Intervention de Manuel Valls

Réunion du 14 novembre 2012 à 16h15
Commission des lois constitutionnelles, de la législation et de l'administration générale de la république

Manuel Valls, ministre de l'Intérieur :

Plusieurs députés ont évoqué le problème posé par le « cyber-jihadisme ». Internet est aujourd'hui, en effet, un outil majeur pour les terroristes, en particulier pour Al-Qaida et les mouvements qui s'en réclament. Leurs sites – par exemple la revue Inspire – permettent de raccourcir les parcours de radicalisation et d'éviter de se faire repérer en allant sur zone. Les risques que vous évoquez sont réels, madame Zimmermann, mais à la limite, les terroristes n'ont même plus besoin de voyager.

Ces réseaux informatiques permettent de diffuser la propagande, d'endoctriner, de recruter les aspirants au jihad violent – souvent des jeunes âgés de 16 à 30 ans. Ils sont aussi des outils logistiques, utiles pour communiquer et donc pour s'organiser très discrètement. Enfin, ils jouent un rôle pédagogique, en donnant par exemple des conseils pour la fabrication de bombes.

Ce « cyber-jihadisme » ne peut être combattu avec un foisonnement d'incriminations, qui empêcherait toute vision d'ensemble du phénomène, mais grâce à l'articulation des dispositions existantes, comme celles relatives à l'association de malfaiteurs – une notion qui, selon tous les magistrats antiterroristes, fait la force de notre pays – ou à la complicité. La loi sur la presse, dont l'article 2 ter du projet de loi renforce les moyens de procédure – délais de prescription allongés, recours à la détention provisoire – fait aussi partie des éléments dont nous disposons. Elle offre un cadre juridique, mais celui-ci date de 1881, et risque de se révéler très vite inadapté. Une évolution doit donc être envisagée.
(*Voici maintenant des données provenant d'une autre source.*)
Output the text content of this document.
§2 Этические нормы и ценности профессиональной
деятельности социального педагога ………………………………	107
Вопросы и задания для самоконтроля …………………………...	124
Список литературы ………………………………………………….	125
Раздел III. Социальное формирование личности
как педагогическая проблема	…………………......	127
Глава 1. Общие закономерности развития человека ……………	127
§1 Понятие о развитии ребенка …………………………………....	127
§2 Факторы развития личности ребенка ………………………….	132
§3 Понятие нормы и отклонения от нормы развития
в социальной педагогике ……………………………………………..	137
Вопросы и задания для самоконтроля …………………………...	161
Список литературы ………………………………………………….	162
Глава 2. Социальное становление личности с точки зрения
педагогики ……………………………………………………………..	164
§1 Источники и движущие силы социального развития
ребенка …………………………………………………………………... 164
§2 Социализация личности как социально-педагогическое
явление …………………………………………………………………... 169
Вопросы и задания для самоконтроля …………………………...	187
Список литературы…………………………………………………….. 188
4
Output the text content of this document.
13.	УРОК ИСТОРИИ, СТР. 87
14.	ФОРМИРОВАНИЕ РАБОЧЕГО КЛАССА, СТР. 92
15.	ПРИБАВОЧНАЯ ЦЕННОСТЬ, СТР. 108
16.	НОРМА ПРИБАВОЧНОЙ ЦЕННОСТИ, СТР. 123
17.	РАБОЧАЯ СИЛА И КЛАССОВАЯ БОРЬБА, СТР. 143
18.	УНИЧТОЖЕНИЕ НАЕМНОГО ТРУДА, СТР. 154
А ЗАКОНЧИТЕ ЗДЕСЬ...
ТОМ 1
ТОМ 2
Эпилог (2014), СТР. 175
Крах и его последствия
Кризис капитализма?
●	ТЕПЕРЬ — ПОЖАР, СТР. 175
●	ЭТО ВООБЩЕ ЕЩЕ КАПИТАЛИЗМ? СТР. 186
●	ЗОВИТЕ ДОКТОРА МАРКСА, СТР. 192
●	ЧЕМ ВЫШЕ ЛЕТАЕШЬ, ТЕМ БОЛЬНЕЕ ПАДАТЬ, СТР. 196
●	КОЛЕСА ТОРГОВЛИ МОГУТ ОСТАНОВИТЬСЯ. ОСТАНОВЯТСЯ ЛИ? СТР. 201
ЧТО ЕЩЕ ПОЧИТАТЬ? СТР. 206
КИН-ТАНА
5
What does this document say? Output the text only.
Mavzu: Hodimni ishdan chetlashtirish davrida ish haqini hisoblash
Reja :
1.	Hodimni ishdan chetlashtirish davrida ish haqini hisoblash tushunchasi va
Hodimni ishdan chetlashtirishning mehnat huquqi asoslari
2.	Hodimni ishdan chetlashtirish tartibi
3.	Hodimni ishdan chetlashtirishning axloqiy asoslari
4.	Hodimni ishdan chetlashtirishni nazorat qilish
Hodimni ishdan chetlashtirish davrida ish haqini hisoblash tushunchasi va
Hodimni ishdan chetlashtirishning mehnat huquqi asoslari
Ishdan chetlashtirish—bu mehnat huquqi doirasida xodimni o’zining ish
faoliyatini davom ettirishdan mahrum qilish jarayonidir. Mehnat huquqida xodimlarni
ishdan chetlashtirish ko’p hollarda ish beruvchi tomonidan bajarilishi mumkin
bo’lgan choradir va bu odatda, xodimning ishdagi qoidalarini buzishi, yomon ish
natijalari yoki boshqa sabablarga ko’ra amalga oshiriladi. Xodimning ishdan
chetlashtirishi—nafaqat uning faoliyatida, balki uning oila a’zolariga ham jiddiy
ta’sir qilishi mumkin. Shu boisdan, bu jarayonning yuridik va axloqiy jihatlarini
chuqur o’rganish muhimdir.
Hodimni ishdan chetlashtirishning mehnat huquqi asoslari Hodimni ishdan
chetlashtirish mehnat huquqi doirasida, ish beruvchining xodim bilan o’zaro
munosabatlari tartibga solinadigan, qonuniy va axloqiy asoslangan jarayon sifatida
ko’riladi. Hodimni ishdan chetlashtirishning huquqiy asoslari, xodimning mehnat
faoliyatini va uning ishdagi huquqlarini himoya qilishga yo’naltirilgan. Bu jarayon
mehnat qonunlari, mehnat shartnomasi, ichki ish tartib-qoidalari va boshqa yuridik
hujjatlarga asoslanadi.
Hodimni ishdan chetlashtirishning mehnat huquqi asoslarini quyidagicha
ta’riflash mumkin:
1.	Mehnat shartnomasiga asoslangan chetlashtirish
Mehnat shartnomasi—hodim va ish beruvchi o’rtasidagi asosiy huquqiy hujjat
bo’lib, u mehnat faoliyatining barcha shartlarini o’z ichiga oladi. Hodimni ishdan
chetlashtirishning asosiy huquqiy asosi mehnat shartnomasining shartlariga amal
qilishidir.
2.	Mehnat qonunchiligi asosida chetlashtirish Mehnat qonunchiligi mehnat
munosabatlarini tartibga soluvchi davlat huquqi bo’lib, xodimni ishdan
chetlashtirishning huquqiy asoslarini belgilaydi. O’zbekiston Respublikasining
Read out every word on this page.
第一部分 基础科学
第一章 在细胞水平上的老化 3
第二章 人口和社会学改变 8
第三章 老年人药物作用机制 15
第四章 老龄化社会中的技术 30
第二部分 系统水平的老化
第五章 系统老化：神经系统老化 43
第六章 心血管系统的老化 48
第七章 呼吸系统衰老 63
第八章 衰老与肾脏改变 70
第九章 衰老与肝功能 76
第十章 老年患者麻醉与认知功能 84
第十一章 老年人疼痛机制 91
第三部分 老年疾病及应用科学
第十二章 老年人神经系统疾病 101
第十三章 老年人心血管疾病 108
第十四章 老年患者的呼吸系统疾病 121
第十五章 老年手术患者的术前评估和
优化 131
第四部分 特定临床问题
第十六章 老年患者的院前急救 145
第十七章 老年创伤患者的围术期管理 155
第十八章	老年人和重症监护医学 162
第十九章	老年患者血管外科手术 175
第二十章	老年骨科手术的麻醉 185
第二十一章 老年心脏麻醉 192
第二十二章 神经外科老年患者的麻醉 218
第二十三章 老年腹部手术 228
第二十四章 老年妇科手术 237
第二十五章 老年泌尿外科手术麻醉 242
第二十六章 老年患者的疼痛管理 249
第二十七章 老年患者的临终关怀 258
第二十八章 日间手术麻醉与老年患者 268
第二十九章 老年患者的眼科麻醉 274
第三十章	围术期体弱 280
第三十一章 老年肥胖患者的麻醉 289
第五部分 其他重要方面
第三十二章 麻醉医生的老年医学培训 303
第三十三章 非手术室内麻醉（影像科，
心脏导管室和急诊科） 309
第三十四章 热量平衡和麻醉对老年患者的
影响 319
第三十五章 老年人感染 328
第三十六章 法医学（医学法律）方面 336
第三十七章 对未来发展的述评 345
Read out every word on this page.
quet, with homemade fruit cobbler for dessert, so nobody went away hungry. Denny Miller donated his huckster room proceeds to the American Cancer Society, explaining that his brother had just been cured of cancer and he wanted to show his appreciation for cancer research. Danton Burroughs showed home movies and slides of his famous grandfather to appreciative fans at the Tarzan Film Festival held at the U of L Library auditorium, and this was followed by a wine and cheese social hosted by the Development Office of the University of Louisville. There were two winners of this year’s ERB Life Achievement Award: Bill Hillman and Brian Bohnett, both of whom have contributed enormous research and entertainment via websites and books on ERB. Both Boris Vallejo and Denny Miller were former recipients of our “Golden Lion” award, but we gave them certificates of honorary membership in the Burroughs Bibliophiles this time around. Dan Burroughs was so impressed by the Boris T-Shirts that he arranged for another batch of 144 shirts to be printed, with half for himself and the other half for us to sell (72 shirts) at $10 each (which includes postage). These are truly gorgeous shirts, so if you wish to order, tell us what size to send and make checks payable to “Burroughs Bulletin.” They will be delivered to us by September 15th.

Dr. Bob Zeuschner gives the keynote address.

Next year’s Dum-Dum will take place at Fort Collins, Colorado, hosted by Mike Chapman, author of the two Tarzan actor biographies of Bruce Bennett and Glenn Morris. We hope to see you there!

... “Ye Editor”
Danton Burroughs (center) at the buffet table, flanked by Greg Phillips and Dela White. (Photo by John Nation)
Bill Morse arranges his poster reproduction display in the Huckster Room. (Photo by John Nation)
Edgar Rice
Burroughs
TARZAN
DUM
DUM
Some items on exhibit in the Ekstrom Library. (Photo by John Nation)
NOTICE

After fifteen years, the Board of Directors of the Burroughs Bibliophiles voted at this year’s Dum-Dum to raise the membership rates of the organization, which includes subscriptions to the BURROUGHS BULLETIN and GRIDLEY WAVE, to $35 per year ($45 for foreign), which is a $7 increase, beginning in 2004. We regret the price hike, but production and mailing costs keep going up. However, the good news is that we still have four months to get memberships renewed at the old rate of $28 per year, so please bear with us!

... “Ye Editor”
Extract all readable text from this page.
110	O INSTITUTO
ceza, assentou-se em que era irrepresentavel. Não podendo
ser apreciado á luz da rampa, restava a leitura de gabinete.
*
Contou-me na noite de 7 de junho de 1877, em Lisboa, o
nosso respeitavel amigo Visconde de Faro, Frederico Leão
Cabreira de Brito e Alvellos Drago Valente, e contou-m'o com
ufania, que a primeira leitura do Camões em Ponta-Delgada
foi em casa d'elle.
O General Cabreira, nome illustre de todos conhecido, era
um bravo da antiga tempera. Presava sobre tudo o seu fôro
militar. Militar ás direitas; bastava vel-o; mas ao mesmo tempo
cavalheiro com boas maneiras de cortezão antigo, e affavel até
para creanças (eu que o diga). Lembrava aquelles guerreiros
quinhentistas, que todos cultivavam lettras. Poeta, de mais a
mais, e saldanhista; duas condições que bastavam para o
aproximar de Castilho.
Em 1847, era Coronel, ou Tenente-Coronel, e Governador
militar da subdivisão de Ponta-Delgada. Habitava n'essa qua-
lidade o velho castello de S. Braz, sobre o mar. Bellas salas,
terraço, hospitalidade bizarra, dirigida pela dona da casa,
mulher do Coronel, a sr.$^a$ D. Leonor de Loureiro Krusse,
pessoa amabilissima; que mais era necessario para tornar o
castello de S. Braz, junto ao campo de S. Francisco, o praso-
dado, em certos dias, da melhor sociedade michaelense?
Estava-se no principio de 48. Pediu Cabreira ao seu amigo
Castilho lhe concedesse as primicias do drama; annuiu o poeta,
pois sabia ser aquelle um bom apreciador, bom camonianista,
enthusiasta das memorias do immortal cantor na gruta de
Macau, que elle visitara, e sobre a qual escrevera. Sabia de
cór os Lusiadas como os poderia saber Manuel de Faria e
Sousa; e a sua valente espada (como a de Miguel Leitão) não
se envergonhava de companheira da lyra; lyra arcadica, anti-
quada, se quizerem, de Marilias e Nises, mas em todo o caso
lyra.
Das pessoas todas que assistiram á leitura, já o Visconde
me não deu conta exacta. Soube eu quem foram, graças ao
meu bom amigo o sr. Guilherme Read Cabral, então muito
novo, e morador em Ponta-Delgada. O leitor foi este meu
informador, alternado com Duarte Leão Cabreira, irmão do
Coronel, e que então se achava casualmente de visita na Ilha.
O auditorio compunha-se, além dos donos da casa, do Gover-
M. Pietrasanta et M. Valax se sont interrogés sur l'ampleur de la menace. Elle s'accroît, évidemment, compte tenu du contexte géopolitique que j'évoquais tout à l'heure : troubles au Pakistan, retrait de nos forces en Afghanistan, crise de Syrie, situation dans les pays concernés par le Printemps arabe, ou dans ceux qui, comme le Maroc ou les États du Sahel, sont confrontés à la menace terroriste… Ce qui nous inquiète, ce sont les réseaux, les groupes, les cellules tels que ceux que l'on voit combattre en Syrie. Quelquefois, des Français sont concernés, comme celui qui a été arrêté au Mali.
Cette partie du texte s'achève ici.